2. The method of claim 1, wherein the flow-through monolithic substrate comprises a cordierite or stainless steel honeycomb structure.

3. The method of claim 1, further including positioning a mat comprising silica between the flow-through monolithic substrate and the shell canister.

4. The method of claim 1, wherein the flow-through monolithic substrate is wash coated with titanium dioxide followed by the application of platinum nanoparticles and cupric oxide.

5. The method of claim 1, wherein the primary heat exchanger is a tubular heat exchanger, and wherein the secondary heat exchanger is a tube and fin heat exchanger.

6. A method for treating flue gases from a natural gas furnace, the method comprising:

positioning an acidic gas trap adsorber in an exhaust gas flow path between a primary heat exchanger and a secondary heat exchanger; and

contacting a combustion waste gas from a natural gas furnace with the acidic gas trap adsorber, the combustion waste gas including gaseous sulfur compounds and gaseous nitrogen compounds, wherein the acidic gas trap adsorber comprises:

a catalyst coating on a flow-through monolithic substrate, the catalyst coating including a metal oxide sorber component for trapping the gaseous sulfur compounds, trapping the gaseous nitrogen compounds, or trapping gaseous nitrogen redox from the combustion waste gas, the metal oxide sorber component comprising an oxide of ti, Cu, Ba, Mn, Zr, Zn, Sr, Ca, Li, K, Na, Al, Ce or mixtures thereof, wherein the flow-through monolithic substrate comprises a zinc oxide that is wash coated with BaCO₃ nanoparticles.

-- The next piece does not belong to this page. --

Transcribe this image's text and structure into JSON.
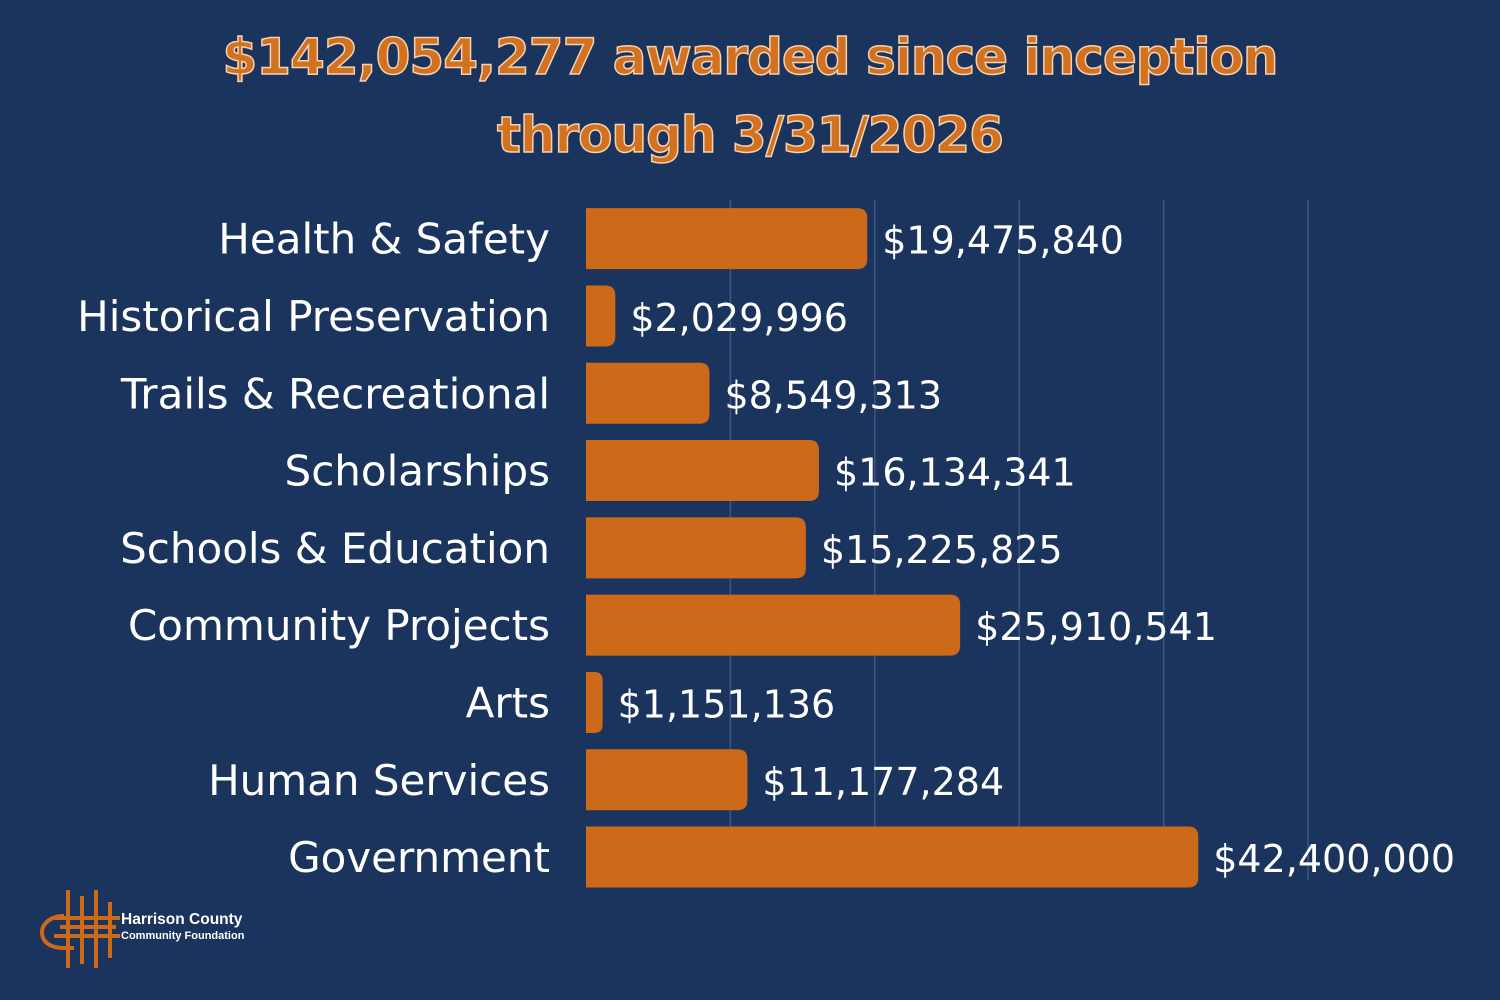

7. A system for treating flue gases from a natural gas furnace, the system comprising:

an acidic gas trap adsorber in an exhaust gas flow path between a primary heat exchanger and a secondary heat exchanger, wherein the acidic gas trap adsorber comprises:

a shell canister,

a divergent cone coupled to an upstream side of the shell canister,

a convergent cone coupled to a downstream side of the shell canister,

a flow-through monolithic substrate within the shell canister, the flow-monolithic substrate including plurality of channels extending in a longitudinal direction between the divergent cone and the convergent cone, the plurality of channels each defining channel surfaces that are orthogonal to the longitudinal direction, and

a catalyst coating on the channel surfaces of the flow-through monolithic substrate, the catalyst coating including a plurality of nanotubes that are oriented in a non-parallel direction with respect each other, the plurality of nanotubes comprising a metal oxide sorber component for trapping gaseous sulfur compounds, trapping gaseous nitrogen compounds, or trapping gaseous nitrogen redox from the combustion waste gas, the metal oxide sorber component comprising an oxide of ti, Cu, Ba, Mn, Zr, Zn, Sr, Ca, Li, K, Na, Al, Ce or mixtures thereof.

8. The system of claim 7, wherein the flow-through monolithic substrate comprises a cordierite or stainless-steel honeycomb structure.

9. The system of claim 7, further comprising a mat comprising silica disposed between the flow-through monolithic substrate and the shell canister.

10. The system of claim 7, wherein the flow-through monolithic substrate is wash coated with titanium dioxide followed by the application of platinum nanoparticles and cupric oxide.